Outro ponto de embate é a possibilidade da seguradora ou da associação em negar o pagamento do benefício ao alegar o inadimplemento do cliente ou associado. Sobre o tema, o Superior Tribunal de Justiça, no julgamento do recurso especial n.º 316.552-SP, bem como no de n.º 286.472-ES, reafirma que a rescisão do contrato de seguro necessita de prévio aviso e constituição de mora do segurado, pela seguradora. Sem tal requisito, o contrato não poderia ser suspenso, ou seja, ocorrendo um evento danoso, a seguradora deverá pagar o sinistro mesmo que o segurado esteja inadimplente, a menos que o advirta da sua mora.
As decisões possuem mais de 10 anos, entretanto o Tribunal mineiro, em 2009, proferiu o mesmo entendimento, na apelação n.º nº 1.0079.07.340822-5/001. Segundo a decisão, as associações destinadas à proteção veicular devem atender as normas consumeristas, especialmente o dever de informação; não sendo lícita a negativa de ressarcimento com base na falta de pagamento sem prévia notificação.
O embate perdurará por tempo indeterminado. A SUSEP, visando o satisfazer o interesse das seguradoras, denuncia regularmente as associações que oferecem a proteção veicular. Atualmente algumas instituições já foram denunciadas ao Ministério Público e investigadas pela Superintendência da Polícia Federal. Apesar disso, as associações crescem a cada ano e são importantes, principalmente para os indivíduos excluídos do mercado de seguros devido ao seu perfil econômico não ser interessante para as seguradoras.
A jurisprudência, como apresentamos, defende a posição das associações. Apesar de imputar-lhes obrigações previstas na legislação consumerista, os magistrados defendem a legitimidade da atuação das instituições sem finalidade lucrativa.
O cenário atual indica uma propensão a aceitar as associações de proteção veicular. Nesse sentido, um projeto de lei, n.º 4844/2012, que atualmente está em análise pelas Comissões de Viação e Transportes, Constituição e Justiça e de Cidadania trata da matéria.
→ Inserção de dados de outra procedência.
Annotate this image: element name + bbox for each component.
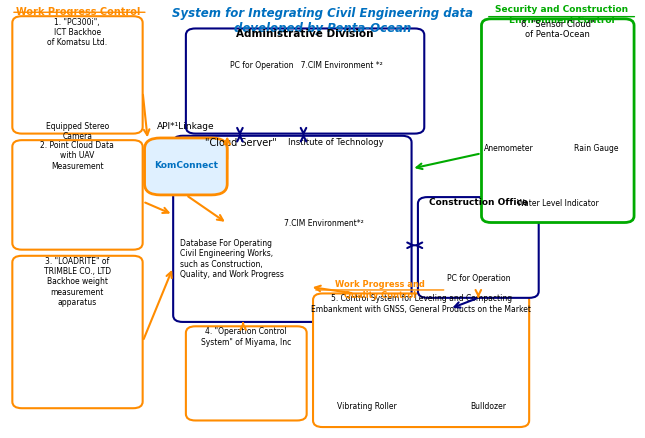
Text: Vibrating Roller: Vibrating Roller: [337, 402, 397, 411]
Text: PC for Operation   7.CIM Environment *²: PC for Operation 7.CIM Environment *²: [230, 61, 383, 71]
FancyBboxPatch shape: [144, 138, 227, 195]
Text: Construction Office: Construction Office: [429, 198, 528, 207]
Text: 6. "Sensor Cloud"
of Penta-Ocean: 6. "Sensor Cloud" of Penta-Ocean: [521, 20, 595, 39]
Text: Bulldozer: Bulldozer: [470, 402, 506, 411]
FancyBboxPatch shape: [12, 16, 143, 134]
Text: Work Progress Control: Work Progress Control: [15, 7, 140, 17]
FancyBboxPatch shape: [481, 19, 634, 223]
Text: KomConnect: KomConnect: [154, 161, 218, 170]
Text: 5. Control System for Leveling and Compacting
Embankment with GNSS, General Prod: 5. Control System for Leveling and Compa…: [311, 294, 531, 314]
Text: Institute of Technology: Institute of Technology: [288, 138, 383, 147]
Text: 1. "PC300i",
ICT Backhoe
of Komatsu Ltd.: 1. "PC300i", ICT Backhoe of Komatsu Ltd.: [47, 18, 107, 47]
Text: Water Level Indicator: Water Level Indicator: [517, 199, 599, 208]
Text: Database For Operating
Civil Engineering Works,
such as Construction,
Quality, a: Database For Operating Civil Engineering…: [179, 239, 283, 279]
Text: 7.CIM Environment*²: 7.CIM Environment*²: [284, 219, 364, 228]
Text: "Cloud Server": "Cloud Server": [205, 138, 277, 148]
FancyBboxPatch shape: [186, 28, 424, 134]
Text: 4. "Operation Control
System" of Miyama, Inc: 4. "Operation Control System" of Miyama,…: [201, 327, 292, 346]
FancyBboxPatch shape: [418, 197, 539, 298]
Text: Equipped Stereo
Camera: Equipped Stereo Camera: [46, 122, 109, 141]
Text: 3. "LOADRITE" of
TRIMBLE CO., LTD
Backhoe weight
measurement
apparatus: 3. "LOADRITE" of TRIMBLE CO., LTD Backho…: [44, 257, 111, 307]
FancyBboxPatch shape: [12, 256, 143, 408]
Text: PC for Operation: PC for Operation: [446, 274, 510, 283]
FancyBboxPatch shape: [313, 293, 529, 427]
FancyBboxPatch shape: [12, 140, 143, 250]
Text: Work Progress and
Quality Control: Work Progress and Quality Control: [335, 280, 424, 300]
FancyBboxPatch shape: [173, 136, 412, 322]
Text: Administrative Division: Administrative Division: [236, 29, 373, 39]
Text: Rain Gauge: Rain Gauge: [573, 144, 618, 153]
Text: API*¹Linkage: API*¹Linkage: [157, 122, 215, 131]
Text: Security and Construction
Environment Control: Security and Construction Environment Co…: [495, 5, 628, 25]
FancyBboxPatch shape: [186, 326, 306, 420]
Text: System for Integrating Civil Engineering data
developed by Penta-Ocean: System for Integrating Civil Engineering…: [172, 7, 473, 35]
Text: Anemometer: Anemometer: [484, 144, 533, 153]
Text: 2. Point Cloud Data
with UAV
Measurement: 2. Point Cloud Data with UAV Measurement: [40, 141, 114, 171]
A proposta visa alterar o art. 53.º do Código Civil acrescentando a possibilidade dos transportadores, de pessoas ou cargas, organizarem-se em associações que visem prevenir e reparar danos ocasionados aos veículos por furto, acidente, incêndios e outras situações correlatas.
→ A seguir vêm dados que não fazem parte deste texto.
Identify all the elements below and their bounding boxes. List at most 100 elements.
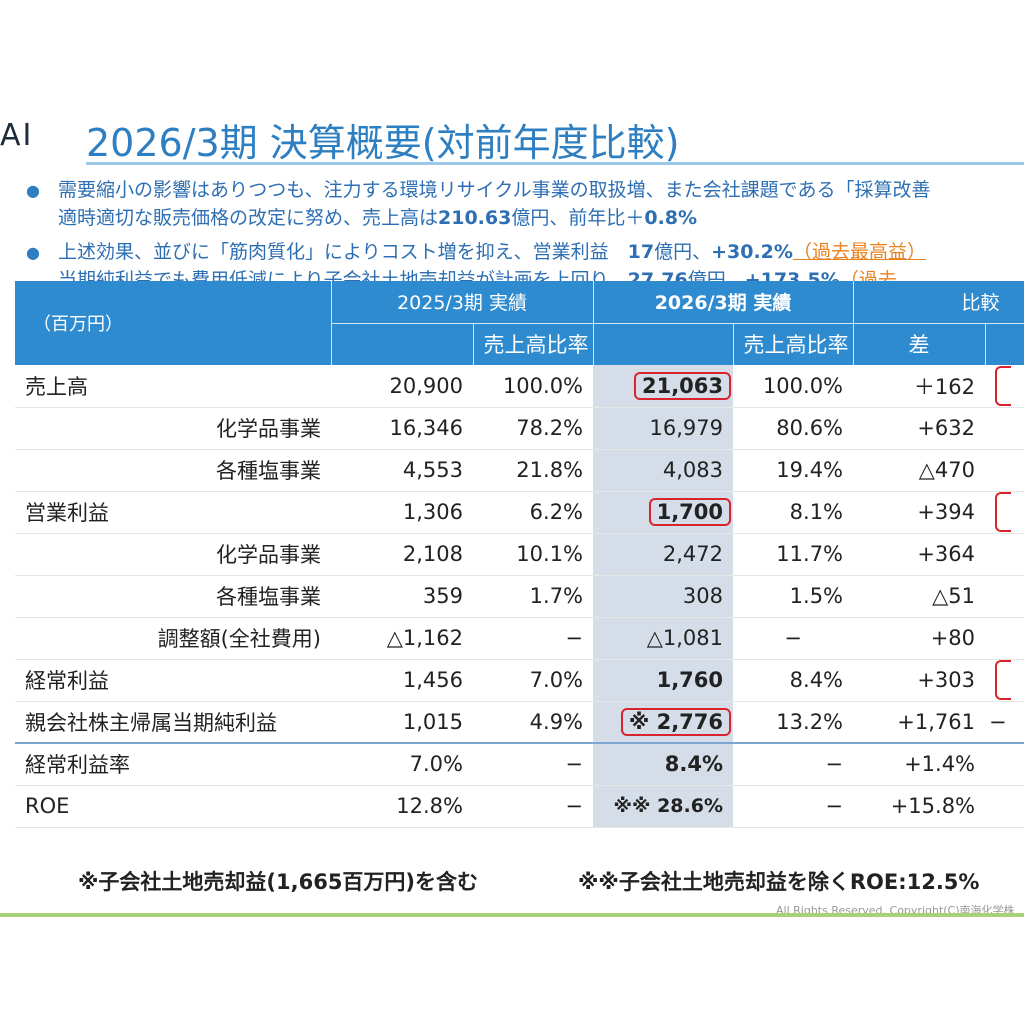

Embora o projeto de lei busque legitimar a proteção veicular oferecida somente por associações de transportadores, poderíamos utilizar tal previsão legal para legitimar, por analogia, as demais associações. Mas é cedo para fixar as consequências jurídicas da referida alteração. Pode-se até ocorrer um prejuízo para as demais associações: visto que a lei contemplou exclusivamente as associações de transportadores, alguns juristas poderão advogar que a lei deverá ser interpretada restritivamente, ou seja, somente as associações de transportadores poderiam comercializar proteção veicular.
Conclusão
Atualmente, tudo não passa de conjecturas. É cedo para apresentar um cenário provável, contudo, as associações estão ganhando a batalha contra as seguradoras. Se há uma previsão constitucional permitindo a livre associação entre os indivíduos, tal direito não poderia ser privado pela falta de norma infraconstitucional reguladora nos moldes das dedicadas a policiar as seguradoras.
Mas sempre cabe uma advertência aos consumidores. As associações podem ser uma boa alternativa diante das grandes seguradoras, entretanto, deve-se pesquisar com atenção a instituição a que deseja se associar. Uma vez que não há regulamentação, o risco para o consumidor é maior. Assim, ele deverá consultar os conhecidos e os sócios, para ter ciência da verdadeira condição da associação.